According to NBC News, the parent wasn’t really upset about alleged pornography, but rather the “bad faith process” by which books can be pulled from the state’s public schools.
A 2022 state law streamlined the process by which “pornographic or indecent” material can be removed.
“Incest, onanism, bestiality, prostitution, genital mutilation, fellatio, dildos, rape, and even infanticide […] you’ll no doubt find that the Bible,” the parent’s complaint reads. “I thank the Utah Legislature and Utah Parents United for making this bad faith process so much easier and way more efficient […] now we can all ban books and you don’t even need to read them or be accurate about it. Heck, you don’t even need to see the book!”
As noted by KSL-TV, odd-numbered district review committees are comprised of at least four district personnel (including an English teacher and librarian) and “a minimum” of four parents.
The Davis School District Libraries website notes under its “Sensitive Materials” section that a committee decided the Bible does not include such material under Utah code. However, it also says the book will be “retained for high school.”
Davis Communication Director Christopher Williams said “seven to eight elementary and junior high schools” had the Bible in their libraries prior to the committee’s decision; he added that the committee “decided to retain the book in school library circulation only at the high school level based on age appropriateness due to vulgarity or violence.”
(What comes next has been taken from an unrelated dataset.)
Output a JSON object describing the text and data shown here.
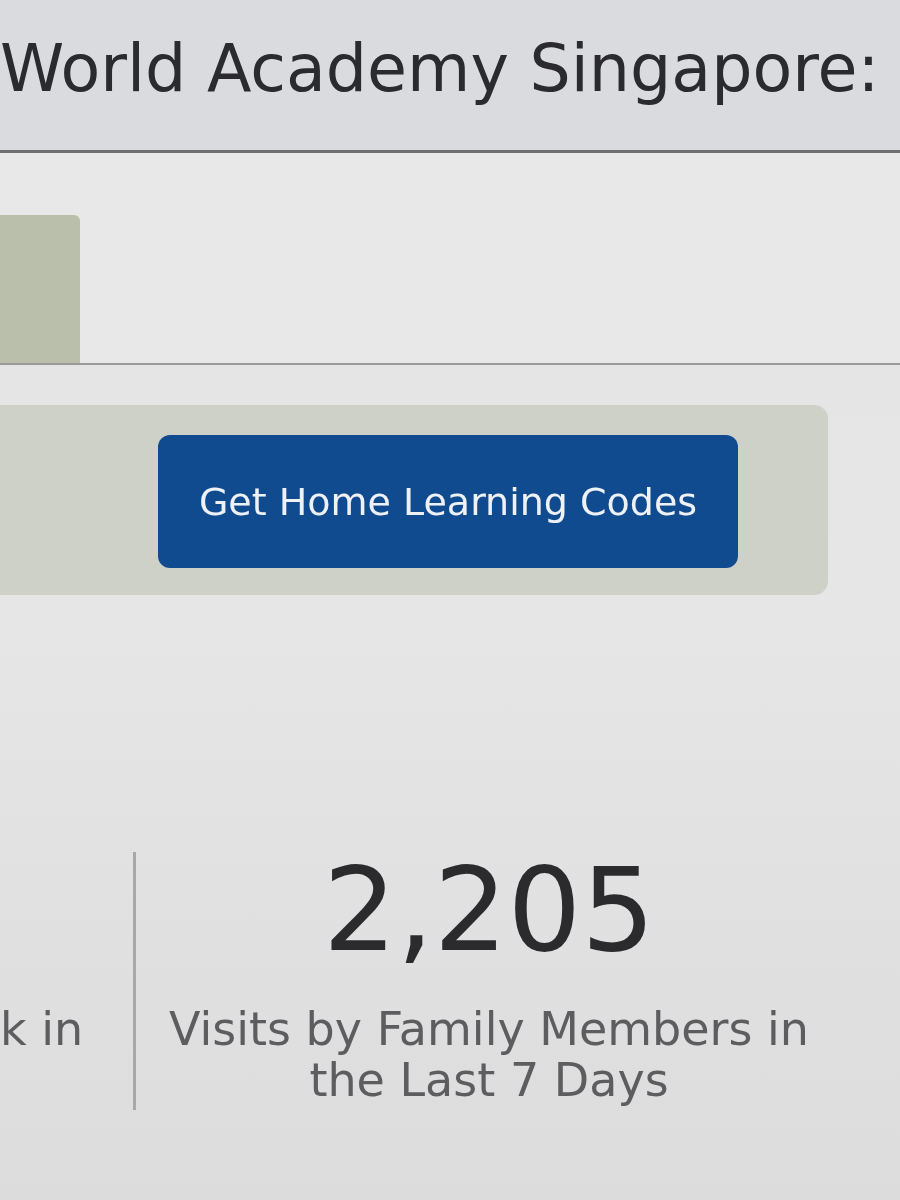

The Davis School Board will have the final say on what to do with the Bible. An appeal on the committee decision to move the book out of elementary and middle schools was made last Wednesday.
As noted by The Daily Wire, the Utah situation “follows a host of complaints around the country about sexually explicit books being available at school libraries,” most especially at the elementary and middle/junior high level. Two such books are “Let’s Talk About It” and “Gender Queer.”
American Library Association Office for Intellectual Freedom Director Deborah Caldwell-Stone told NBC News that “Librarians have a professional responsibility to be inclusive rather than exclusive in developing their collections, and should address all information concerns of all those who use the library, including their religious information needs.”
She added that the Utah situation show how “efforts to suppress and censor library materials narrows educational opportunities and harms students’ access to information.”
UPDATE: On June 20, the Davis School Board unanimously reversed its decision on the Bible and allowed back in all district schools. Fox News reports that 70 members of the community had appealed the original decision, leading the board to conclude the book has “significant, serious value for minors which outweighs the violent or vulgar content it contains.”